Terbitnya Undang-undang No. 39/2008 tentang Kementerian Negara merupakan momentum untuk memperbaiki kondisi birokrasi melalui penataan kembali keseluruhan kelembagaan pemerintahan, baik kementerian negara, LPND, maupun instansi pemerintahan lain, termasuk lembaga non struktural.
Hal itu dikatakan Menteri Negara Pendayagunaan Aparatur Negara Taufiq Effendi, ketika menjadi keynote speaker pada Seminar Nasional Menyongsong Implementasi UU No. 39/2008 tentang Kementerian Negara di Hotel Sultan, Jakarta, Rabu (25/2).
Dalam acara tersebut Anggota DPR Komisi II yang juga Ketua Pansus RUU Kementerian Negara, Agun Gunandjar bertindak sebagai pembicara. Pembicara lain adalah Deputi Menpan Bidang Kelembagaan, Ismadi Ananda dan Dirjen Perundang-undangan DepkumHAM, Abdul Wahid.
Undang-undang ini, lanjut Menteri, harus dijadikan acuan dalam menata kelembagaan instansi pemerintah. Dengan demikian, setiap kelembagaan harus selaras dan tidak bertabrakan dengan ketentuan yang diatur dalam Undang-undang Kementerian Negara ini. ”Sudah saatnya kita mewujudkan kelembagaan pemerintahan yang lebih proporsional, efisien dan efektif melalui langkah-langkah konkret reformasi birokrasi,” tandas Menpan.
Diakuinya, akhir-akhir ini terjadi kecenderungan, dalam penyusunan undang-undang sektoral yang mengamanatkan pembentukan suatu kelembagaan baru., sehingga organisasi menjadi semakin tambun. “Sepanjang masih sesuai dengan arah reformasi kelembagaan pemerintah, tidak jadi masalah”. Namun demikian, lanjut Menpan, pengaturan kelembagaan dalam undang-undang sektoral sering kurang sinkron, dan dapat menimbulkan kesulitan dalam tahap implementasinya.
Deputi Menpan bidang Kelembagaan, Ismadi Ananda menambahkan, saat ini terdapat lebih dari 70 lembaga non struktural, melebihi jumlah kementerian dan LPND. Lembaga itu, kebanyakan lahir sebagai pelaksanaan amanat undang-undang sektoral. ”Tidak jarang lembaga itu menduplikasi tugas dan fungsi kelembagaan pemerintah yang telah ada, sehingga mengakibatkan friksi dan tarik menarik kewenangan, atau bahkan menciptakan birokratisasi baru,” ujarnya.
Lembaga-lembaga tersebut juga menyedot anggaran negara yang cukup besar.
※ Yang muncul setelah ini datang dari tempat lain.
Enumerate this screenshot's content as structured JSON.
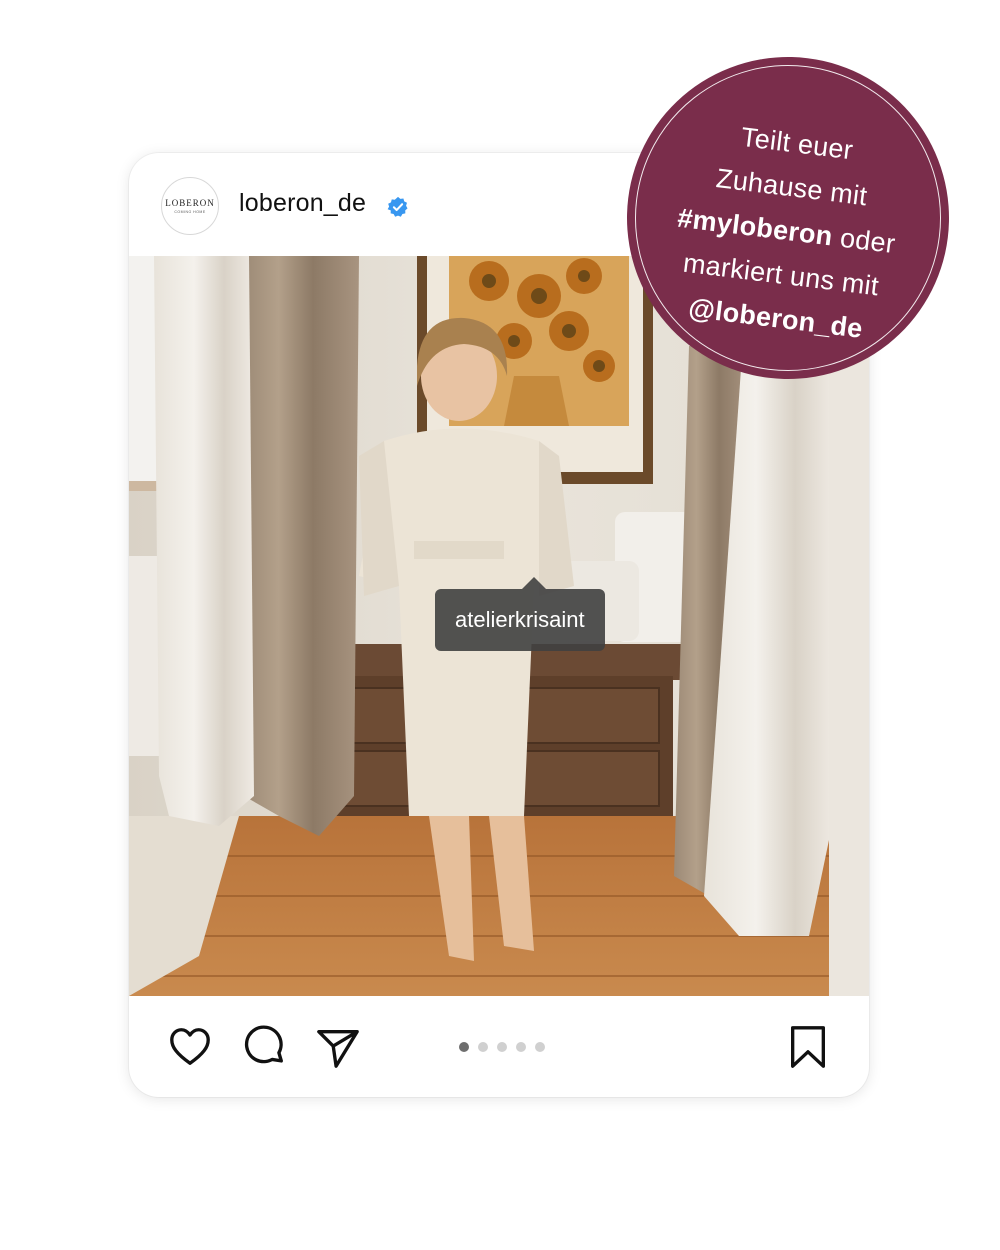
{
  "post": {
    "username": "loberon_de",
    "verified": true,
    "avatar": {
      "brand": "LOBERON",
      "tagline": "COMING HOME"
    },
    "photo_tag": "atelierkrisaint",
    "carousel": {
      "total": 5,
      "active": 1
    }
  },
  "actions": {
    "like_icon": "heart-icon",
    "comment_icon": "comment-icon",
    "share_icon": "send-icon",
    "save_icon": "bookmark-icon"
  },
  "promo": {
    "line1": "Teilt euer",
    "line2": "Zuhause mit",
    "hashtag": "#myloberon",
    "line3_rest": " oder",
    "line4": "markiert uns mit",
    "handle": "@loberon_de"
  },
  "colors": {
    "badge": "#7a2d4b",
    "verified": "#3897f0",
    "tag_bg": "#404040"
  }
}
Menurut laporan Departemen Keuangan, pada tahun 2007 lembaga-lembaga tersebut mendapat alokasi anggaran APBN sebesar dua triliun rupiah lebih.
Lebih lanjut Menpan menekankan agar masalah tersebut segera dicarikan jalan keluar. ”Fenomena ini hendaknya menjadi perhatian kita semua, agar ke depan bisa mewujudkan kelembagaan pemerintahan yang lebih efisien dan efektif melalui harmonisasi peraturan perundang-undangan,” tutur Menteri.
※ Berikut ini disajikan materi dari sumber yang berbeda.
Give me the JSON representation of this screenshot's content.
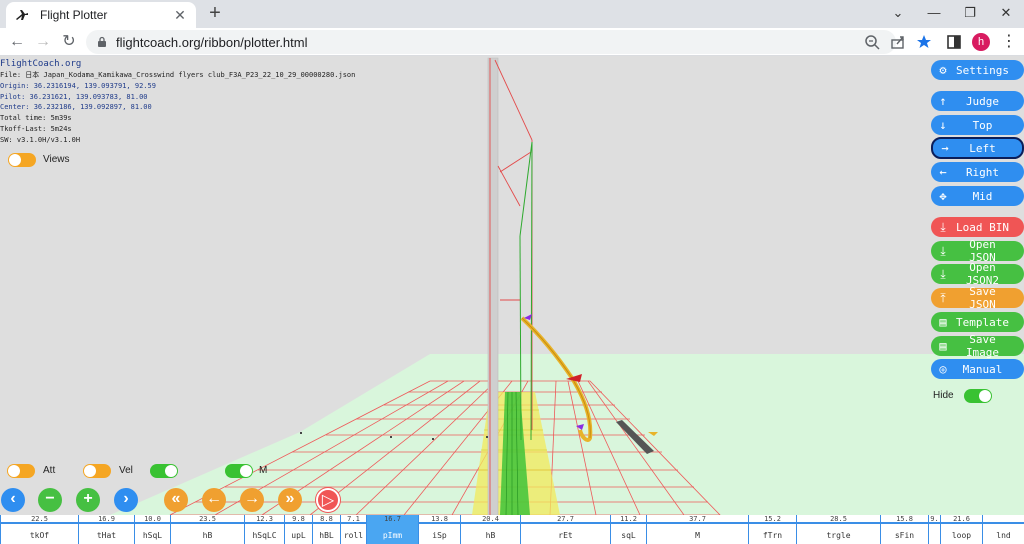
{
  "browser": {
    "tab_title": "Flight Plotter",
    "new_tab": "+",
    "url": "flightcoach.org/ribbon/plotter.html",
    "avatar_letter": "h",
    "minimize": "—",
    "maximize": "❐",
    "close": "✕"
  },
  "info": {
    "site": "FlightCoach.org",
    "file": "File: 日本 Japan_Kodama_Kamikawa_Crosswind flyers club_F3A_P23_22_10_29_00000280.json",
    "origin": "Origin: 36.2316194, 139.093791, 92.59",
    "pilot": "Pilot: 36.231621, 139.093783, 81.00",
    "center": "Center: 36.232186, 139.092897, 81.00",
    "total_time": "Total time: 5m39s",
    "tkoff_last": "Tkoff-Last: 5m24s",
    "sw": "SW: v3.1.0H/v3.1.0H"
  },
  "toggles": {
    "views": "Views",
    "att": "Att",
    "vel": "Vel",
    "m": "M",
    "hide": "Hide"
  },
  "right_buttons": [
    {
      "label": "Settings",
      "icon": "gear-icon",
      "glyph": "⚙"
    },
    {
      "label": "Judge",
      "icon": "arrow-up-icon",
      "glyph": "↑"
    },
    {
      "label": "Top",
      "icon": "arrow-down-icon",
      "glyph": "↓"
    },
    {
      "label": "Left",
      "icon": "arrow-right-icon",
      "glyph": "→"
    },
    {
      "label": "Right",
      "icon": "arrow-left-icon",
      "glyph": "←"
    },
    {
      "label": "Mid",
      "icon": "move-icon",
      "glyph": "✥"
    },
    {
      "label": "Load BIN",
      "icon": "download-icon",
      "glyph": "⤓"
    },
    {
      "label": "Open JSON",
      "icon": "download-icon",
      "glyph": "⤓"
    },
    {
      "label": "Open JSON2",
      "icon": "download-icon",
      "glyph": "⤓"
    },
    {
      "label": "Save JSON",
      "icon": "upload-icon",
      "glyph": "⤒"
    },
    {
      "label": "Template",
      "icon": "document-icon",
      "glyph": "▤"
    },
    {
      "label": "Save Image",
      "icon": "document-icon",
      "glyph": "▤"
    },
    {
      "label": "Manual",
      "icon": "lifebuoy-icon",
      "glyph": "◎"
    }
  ],
  "controls": {
    "prev": "‹",
    "minus": "−",
    "plus": "+",
    "next": "›",
    "rewind": "«",
    "back": "←",
    "forward": "→",
    "fastforward": "»",
    "play": "▷"
  },
  "timeline": [
    {
      "dur": "22.5",
      "name": "tkOf"
    },
    {
      "dur": "16.9",
      "name": "tHat"
    },
    {
      "dur": "10.0",
      "name": "hSqL"
    },
    {
      "dur": "23.5",
      "name": "hB"
    },
    {
      "dur": "12.3",
      "name": "hSqLC"
    },
    {
      "dur": "9.8",
      "name": "upL"
    },
    {
      "dur": "8.8",
      "name": "hBL"
    },
    {
      "dur": "7.1",
      "name": "roll"
    },
    {
      "dur": "16.7",
      "name": "pImm",
      "active": true
    },
    {
      "dur": "13.8",
      "name": "iSp"
    },
    {
      "dur": "20.4",
      "name": "hB"
    },
    {
      "dur": "27.7",
      "name": "rEt"
    },
    {
      "dur": "11.2",
      "name": "sqL"
    },
    {
      "dur": "37.7",
      "name": "M"
    },
    {
      "dur": "15.2",
      "name": "fTrn"
    },
    {
      "dur": "28.5",
      "name": "trgle"
    },
    {
      "dur": "15.8",
      "name": "sFin"
    },
    {
      "dur": "9.",
      "name": ""
    },
    {
      "dur": "21.6",
      "name": "loop"
    },
    {
      "dur": "",
      "name": "lnd"
    }
  ],
  "colors": {
    "accent_blue": "#2f8ef0",
    "red": "#f05555",
    "green": "#46c042",
    "orange": "#f0a030",
    "ground": "#d9f6dc"
  }
}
Dikatakan juga bahwa hambatan reformasi birokrasi seringkali datang dari dalam birokrasi itu sendiri, baik karena lemahnya kemampuan atau rendahnya kemampuan. Padahal, secara formal reformasi birokrasi telah mendapatkan dukungan dari semua elemen institusi kenegaraan.
Menurut Menpan, komitmen dan upaya implementasi secara konsisten, termasuk di dalamnya perubahan kelembagaan birokrasi/organisasi, akan menjadi penentu keberhasilan reformasi birokrasi. Di sinilah peran strategis Undang-undang No. 39/2008 dalam membuka gerbang penataan kelembagaan birokrasi secara komprehensif dan sistematis.
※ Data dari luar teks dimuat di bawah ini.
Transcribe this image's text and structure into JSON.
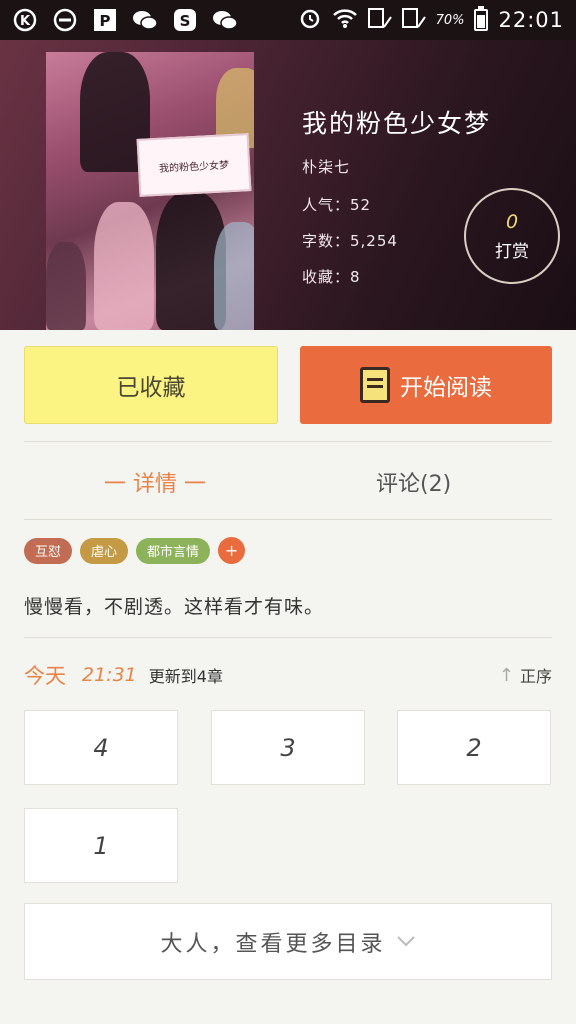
{
  "status_bar": {
    "battery_text": "70%",
    "battery_level": 0.7,
    "time": "22:01",
    "icons": [
      "k-app-icon",
      "minus-circle-icon",
      "p-app-icon",
      "wechat-icon",
      "s-app-icon",
      "wechat-icon",
      "alarm-icon",
      "wifi-icon",
      "signal-icon",
      "signal-icon"
    ]
  },
  "book": {
    "title": "我的粉色少女梦",
    "author": "朴柒七",
    "popularity": "人气：52",
    "word_count": "字数：5,254",
    "favorites": "收藏：8",
    "cover_caption": "我的粉色少女梦",
    "tip_count": "0",
    "tip_label": "打赏"
  },
  "actions": {
    "favorited_label": "已收藏",
    "read_label": "开始阅读"
  },
  "tabs": {
    "detail": "一 详情 一",
    "comments": "评论(2)"
  },
  "tags": [
    {
      "label": "互怼",
      "color": "#c26d53"
    },
    {
      "label": "虐心",
      "color": "#c59a45"
    },
    {
      "label": "都市言情",
      "color": "#8db35a"
    }
  ],
  "tag_add": "+",
  "description": "慢慢看，不剧透。这样看才有味。",
  "update": {
    "today": "今天",
    "time": "21:31",
    "text": "更新到4章",
    "sort_label": "正序"
  },
  "chapters": [
    "4",
    "3",
    "2",
    "1"
  ],
  "more_label": "大人，查看更多目录",
  "colors": {
    "accent": "#ea6b3d",
    "favorite_bg": "#fcf482",
    "highlight_text": "#e8844a"
  }
}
Ditambahkan, dalam memantapkan sistem kelembagaan pemerintah ini, faktor kepemimpinan sangat menentukan. ”Kepemimpinan yang handal muncul justeru ketika organisasi yang terus bergerak, di mana keluhan, frustasi, dan kejutan selalu membayangi,” ujar Menteri.
Dalam kondisi seperti itu, lanjut Menpan, pemimpin harus memelihara semangat para pegawai dan memberikan harapan kepada mereka, ketika ada tuntutan perbaikan dalam pelayanan publik, ketika tuntutan organisasi yang terlalu tambun harus dirampingkan, atau ketika jabatan yang tidak efisien harus dihapus. Diharapkan hal itu dapat diperankan oleh setiap pimpinan puncak birokrasi. (HUMAS MENPAN)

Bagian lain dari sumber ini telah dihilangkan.